> Even if you don't see an advantage to GUA, can you point to a
> disadvantage?

Just a matter of convenience.  If you have a lot of management IPs or some 
other IP addresses that are never going to need internet access (an array of 
10,000 sensors or something) you don't need to dip into your global allocation 
to address them.  If it is routed within the organization but never goes to the 
Internet, ULA is ok.  If it doesn't get routed at all, link local will do fine. 
  It's good to keep in mind that more things than computers with web browsers 
are going to get an IP address.

> IMHO, it would be far less wasteful of addressing overall to deprecate
> fc00::/7 and use unique secondary GUA prefixes for this purpose than to
> use ULA.

Possibly so.  I do, however, see some utility in having a block of addresses 
that can't be reliably routed over the Internet.  Heck, for traffic that might 
get routed within a site between local networks but not routed off the site 
(even within the organization's network between sites), there's some utility of 
having each site use the same subnet.  That would ensure that traffic destined 
for that address range doesn't leave the site regardless of any configuration 
errors someone might make in filtration.  

> If you can't point to some specific advantage of ULA over secondary
> non-routed GUA prefixes, then, ULA doesn't have a reason to live.

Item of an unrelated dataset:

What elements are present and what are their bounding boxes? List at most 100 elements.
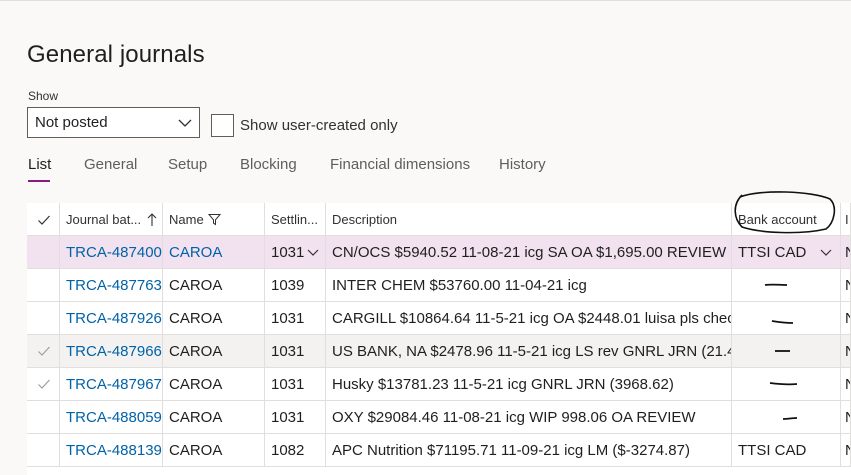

The only advantage is using an address range that can't be reliably routed over 
the Internet and that is important in the minds of some.  GUA addresses can be 
reliably routed, that's their purpose.  While there is a possibility ULA could 
possibly be routed over the internet, the cascade of mistakes that it would 
take for that to happen makes it unlikely.  I don't accept ULA routes at my 
peering/transit routers and I would imagine most other networks are configured 
the same.  In addition, I have the entire block of space static routed to null0 
so even if I do get traffic for it (in either direction, in or out), it just 
goes into the hole.  

> I'm not sure where DNS64/NAT64 comes into play here for v6 to v6
> communication. 

No, I wasn't intending that for v6 to v6.  Let's say you have some devices that 
you want to give ULA but they *will* need Internet access infrequently for 
something such as software updates or statistics reporting or something.  You 
could arrange to do that using NAT64/DNS64 to a v4 destination.  Again, I am 
not advocating configuring such a thing, it's just a thought experiment where 
I'm trying to anticipate what some "clever" network might do at some point and 
the sorts of issues we might run into.

For example, there are a lot of places that have policies that mandate certain 
systems may not use public address space.  Those policies were developed by 
corporate bureaucrats, not engineers.  The engineers don't make policy but are 
tasked to implement policy and there are probably many creative ways in which 
those policy goals will be met.

If they use v6 ULA but infrequently need to reach someone offsite, they might 
be tempted to use NAT64 to reach it.  It isn't so much about providing 
"security" as it is providing barriers to making unwanted traffic easy to 
route.  If you pick an address range that isn't routable in a predictable 
fashion, it just adds another barrier of entry.  It is like living in a town 
named "One Way Street".  People see signs pointing toward it all over the place 
but following them leads you no closer to your destination.  If you use GUA, 
one mistake could make something very reliably reachable by the entire world.  
That scares some people.  The consensus should be that the contingency plan be, 
as someone else mentioned, "don't make mistakes".  Well, people make em all the 
time.   I would rather get a call from a peer complaining about receiving a ULA 
route than learning that someone accidently opened up an important internal FTP 
site to the world.

Let me turn it around.  What advantage does GUA give you for a subnet that is 
never going to communicate outside the organization?  Configuring LUA is no 
more or less difficult than GUA.  

> For IPv4, I don't see any advantage in ULA+NAT64 vs. the
> more reliable and easier RFC-1918 with NAT44 possibilities, even if you
> have to run multiple RFC-1918 domains to get enough addresses, that
> will generally be less complicated and break fewer things than a NAT64
> implementation.

Agreed.  For v4 to v4 that will likely be the case for years.